I sat down with book today and read to Catherine and Harry while they had a tea party and the living room floor. I was guest lecturer at the Adams Family Tea Room I suppose. This was the book:



The Elements: A Very Short Introduction by Philip Ball. It's a neat book and though not beyond Catherine certainly has some challenging words and phrasing for a 9 year old. Ah well, I figured that if she caught even a quarter of what it was talking about we were in goo shape.

The book starts with a discussion of the classical elements, fire, earth, water and air. Plato, Aristotle, Anaximander and some folks I'd never heard of like Empedocles and Thales all made appearances. We learned more than I can summarize here but there were a couple of things that stood out.

One, for me, was the hold Aristotle held on the Christian church. Think it was scripture that lay at the base of Galileo's persecution? Ha! It was Aristotle. It highlighted again how you simply can't frame medieval issues of church and natural philosophy in context of modern ideas about science and religion or the perceived conflicts between them.

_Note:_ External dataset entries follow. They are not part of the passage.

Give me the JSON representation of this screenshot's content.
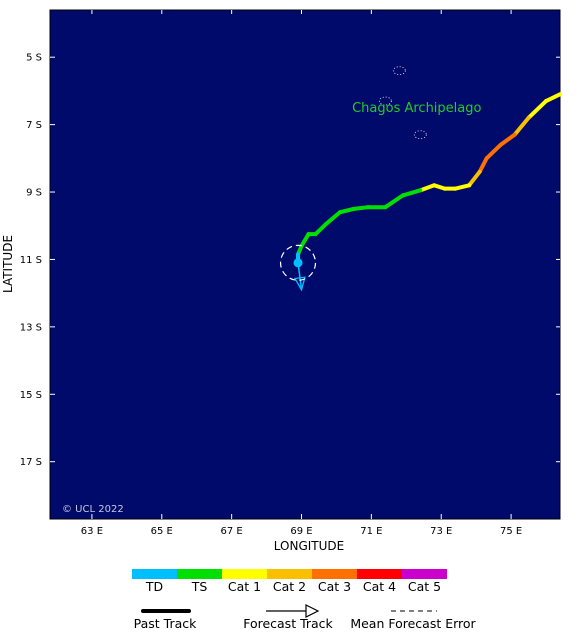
{
  "map": {
    "ocean_color": "#000a6b",
    "x_axis_title": "LONGITUDE",
    "y_axis_title": "LATITUDE",
    "copyright": "© UCL 2022",
    "lon_range": [
      61.8,
      76.4
    ],
    "lat_range": [
      18.7,
      3.6
    ],
    "lon_ticks": [
      {
        "value": 63,
        "label": "63 E"
      },
      {
        "value": 65,
        "label": "65 E"
      },
      {
        "value": 67,
        "label": "67 E"
      },
      {
        "value": 69,
        "label": "69 E"
      },
      {
        "value": 71,
        "label": "71 E"
      },
      {
        "value": 73,
        "label": "73 E"
      },
      {
        "value": 75,
        "label": "75 E"
      }
    ],
    "lat_ticks": [
      {
        "value": 5,
        "label": "5 S"
      },
      {
        "value": 7,
        "label": "7 S"
      },
      {
        "value": 9,
        "label": "9 S"
      },
      {
        "value": 11,
        "label": "11 S"
      },
      {
        "value": 13,
        "label": "13 S"
      },
      {
        "value": 15,
        "label": "15 S"
      },
      {
        "value": 17,
        "label": "17 S"
      }
    ],
    "places": [
      {
        "name": "Chagos Archipelago",
        "lon": 72.3,
        "lat": 6.5
      }
    ],
    "islands": [
      {
        "lon": 71.8,
        "lat": 5.4
      },
      {
        "lon": 71.4,
        "lat": 6.3
      },
      {
        "lon": 72.4,
        "lat": 7.3
      }
    ],
    "past_track": [
      {
        "lon": 76.4,
        "lat": 6.1,
        "cat": "Cat 1"
      },
      {
        "lon": 76.0,
        "lat": 6.3,
        "cat": "Cat 1"
      },
      {
        "lon": 75.5,
        "lat": 6.8,
        "cat": "Cat 1"
      },
      {
        "lon": 75.1,
        "lat": 7.3,
        "cat": "Cat 2"
      },
      {
        "lon": 74.7,
        "lat": 7.6,
        "cat": "Cat 3"
      },
      {
        "lon": 74.3,
        "lat": 8.0,
        "cat": "Cat 3"
      },
      {
        "lon": 74.1,
        "lat": 8.4,
        "cat": "Cat 3"
      },
      {
        "lon": 73.8,
        "lat": 8.8,
        "cat": "Cat 2"
      },
      {
        "lon": 73.4,
        "lat": 8.9,
        "cat": "Cat 1"
      },
      {
        "lon": 73.1,
        "lat": 8.9,
        "cat": "Cat 1"
      },
      {
        "lon": 72.8,
        "lat": 8.8,
        "cat": "Cat 1"
      },
      {
        "lon": 72.4,
        "lat": 8.95,
        "cat": "Cat 1"
      },
      {
        "lon": 71.9,
        "lat": 9.1,
        "cat": "TS"
      },
      {
        "lon": 71.4,
        "lat": 9.45,
        "cat": "TS"
      },
      {
        "lon": 70.9,
        "lat": 9.45,
        "cat": "TS"
      },
      {
        "lon": 70.5,
        "lat": 9.5,
        "cat": "TS"
      },
      {
        "lon": 70.1,
        "lat": 9.6,
        "cat": "TS"
      },
      {
        "lon": 69.7,
        "lat": 9.95,
        "cat": "TS"
      },
      {
        "lon": 69.4,
        "lat": 10.25,
        "cat": "TS"
      },
      {
        "lon": 69.2,
        "lat": 10.25,
        "cat": "TS"
      },
      {
        "lon": 69.0,
        "lat": 10.6,
        "cat": "TS"
      },
      {
        "lon": 68.9,
        "lat": 10.85,
        "cat": "TS"
      },
      {
        "lon": 68.9,
        "lat": 11.1,
        "cat": "TD"
      }
    ],
    "forecast_track": [
      {
        "lon": 68.9,
        "lat": 11.1,
        "cat": "TD"
      },
      {
        "lon": 69.0,
        "lat": 11.9,
        "cat": "TD"
      }
    ],
    "current_position": {
      "lon": 68.9,
      "lat": 11.1
    },
    "error_circle_radius_deg": 0.5
  },
  "legend": {
    "categories": [
      {
        "label": "TD",
        "color": "#00bfff"
      },
      {
        "label": "TS",
        "color": "#00e000"
      },
      {
        "label": "Cat 1",
        "color": "#ffff00"
      },
      {
        "label": "Cat 2",
        "color": "#f8c000"
      },
      {
        "label": "Cat 3",
        "color": "#ff7000"
      },
      {
        "label": "Cat 4",
        "color": "#ff0000"
      },
      {
        "label": "Cat 5",
        "color": "#cc00cc"
      }
    ],
    "past_track_label": "Past Track",
    "forecast_track_label": "Forecast Track",
    "error_label": "Mean Forecast Error"
  }
}
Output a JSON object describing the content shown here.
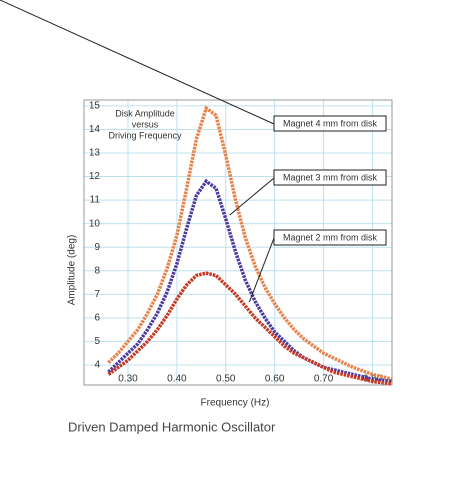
{
  "chart_data": {
    "type": "line",
    "caption": "Driven Damped Harmonic Oscillator",
    "x_label": "Frequency (Hz)",
    "y_label": "Amplitude (deg)",
    "plot_title": [
      "Disk Amplitude",
      "versus",
      "Driving Frequency"
    ],
    "x": [
      0.26,
      0.28,
      0.3,
      0.32,
      0.34,
      0.36,
      0.38,
      0.4,
      0.42,
      0.44,
      0.46,
      0.48,
      0.5,
      0.52,
      0.54,
      0.56,
      0.58,
      0.6,
      0.62,
      0.64,
      0.66,
      0.68,
      0.7,
      0.72,
      0.74,
      0.76,
      0.78,
      0.8,
      0.82,
      0.84
    ],
    "series": [
      {
        "name": "Magnet 4 mm from disk",
        "color": "#e8824a",
        "values": [
          4.1,
          4.5,
          5.0,
          5.5,
          6.2,
          7.0,
          8.1,
          9.5,
          11.5,
          13.6,
          14.9,
          14.6,
          12.9,
          11.0,
          9.4,
          8.2,
          7.3,
          6.6,
          6.0,
          5.5,
          5.1,
          4.8,
          4.5,
          4.3,
          4.1,
          3.9,
          3.75,
          3.6,
          3.5,
          3.4
        ]
      },
      {
        "name": "Magnet 3 mm from disk",
        "color": "#4b3aa0",
        "values": [
          3.7,
          4.1,
          4.5,
          4.9,
          5.5,
          6.2,
          7.1,
          8.3,
          9.8,
          11.2,
          11.8,
          11.5,
          10.2,
          8.8,
          7.6,
          6.7,
          6.0,
          5.4,
          5.0,
          4.6,
          4.3,
          4.1,
          3.9,
          3.8,
          3.7,
          3.6,
          3.5,
          3.4,
          3.35,
          3.3
        ]
      },
      {
        "name": "Magnet 2 mm from disk",
        "color": "#c9361f",
        "values": [
          3.6,
          3.9,
          4.2,
          4.6,
          5.0,
          5.5,
          6.1,
          6.8,
          7.4,
          7.8,
          7.9,
          7.8,
          7.4,
          7.0,
          6.5,
          6.0,
          5.6,
          5.2,
          4.8,
          4.5,
          4.3,
          4.1,
          3.9,
          3.7,
          3.6,
          3.5,
          3.4,
          3.3,
          3.25,
          3.2
        ]
      }
    ],
    "xlim": [
      0.21,
      0.84
    ],
    "ylim": [
      3.15,
      15.25
    ],
    "xticks": [
      {
        "value": 0.3,
        "label": "0.30"
      },
      {
        "value": 0.4,
        "label": "0.40"
      },
      {
        "value": 0.5,
        "label": "0.50"
      },
      {
        "value": 0.6,
        "label": "0.60"
      },
      {
        "value": 0.7,
        "label": "0.70"
      },
      {
        "value": 0.8,
        "label": "0.80"
      }
    ],
    "yticks": [
      4,
      5,
      6,
      7,
      8,
      9,
      10,
      11,
      12,
      13,
      14,
      15
    ],
    "grid": true
  }
}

What Catherine really enjoyed was Plato. Not in the sense that, "Mom! Plato's Republic is soooo kewl!" but that those platonic solids she built a couple of months ago suddenly became relevant again. It turns out that those shapes are the shape Plato assigned to the elements! Well, except for the dodecahedron which apparently was consigned tothe heavens as part of the fifth element, the aether. Cool, eh?

She also noticed the name of a tract by Roman poet Lucretius, De rerum natura which in English is On the Nature of Things. this got a big smile because one of her favourite shows is a Canadian science show called The Nature of Things which we watch mostly in reruns. We decided the tract made a likely source for the title of the show.

This all sounds so highbrow and geeky. Rest assured there was a running joke on goose poop that continued through the whole reading.